Die Weihnachtswelle
Eigentlich ist die Aktivität der Mitglieder des LSV Gifhorn ab Anfang November in die Innenräume verlegt, um die Technik für die kommende Flugsaison 2020 wieder fit zu machen. Eigentlich, denn plötzlich brummt es auf dem Segelflugplatz in Wilsche und die Dimona, der Vereinsmotorsegler erhebt sich in die Luft. Erst Stunden später, gegen Sonnenuntergang, kommt das Flugzeug wieder und landet auf dem Platz. Man fragt sich, wie es so lange oben bleiben konnte, da der Tank definitiv nicht für die Flugzeit gereicht hätte.

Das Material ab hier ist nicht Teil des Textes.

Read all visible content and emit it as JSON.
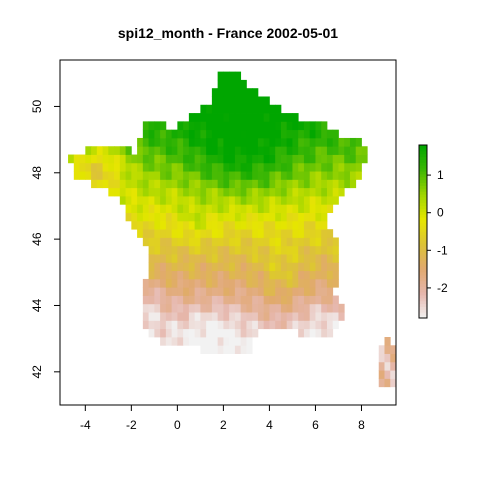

Martin Pohl, Fluglehrer und begeisterter Wellenflieger im Verein, klärt das Geschehen auf, nachdem er aus der Dimona geklettert ist: „Üblicherweise nutzen wir Segelflieger thermische Aufwinde, die sich im Sommer bilden, wenn die Sonne den Boden erwärmt und die darüber befindliche warme Luft aufsteigt. Das gibt es aber bei dem flachen Sonnenstand im Winter nicht. Heute am Sonntag war dagegen sehr starker Wind aus Südwest vorhergesagt. Bei diesen Bedingungen kann es dazu kommen, dass die Luft im Lee, also hinter den Bergen in Schwingungen geraten kann. Immer dann, wenn die Luft in einer solchen sogenannten Leewelle dabei nach oben schwingt, kann man Höhe im Segelflug ohne Motor gewinnen. Das kann man genauso vorstellen, wie ein Surfer mit seinem Brett auf einer Wasserwelle surfen kann. In unserer Region kommt dabei in erster Linie der Harz in Frage. Im Lee des Brockens bilden sich regelmäßig solche Wellen.“
Der Propeller steht...
...und es gibt dennoch 1m/s Steigen :-)
Auch vom Boden aus sind diese Wellen leicht an linsenförmigen Wolken zu erkennen, die, obwohl der Wind sehr stark sein kann, stationär am Himmel stehen. Passend zur Form werden sie Altocumulus Lenticularis genannt. Am Sonntag, den 15.12. war so eine Wetterlage, die Martin Pohl und Nico Klingspohn mit der Dimona genutzt haben. So kamen sie auf etwas mehr als eine Stunde Segelflugzeit im Lee des Brockens. Genau über Wernigerode fand sich die Leewelle.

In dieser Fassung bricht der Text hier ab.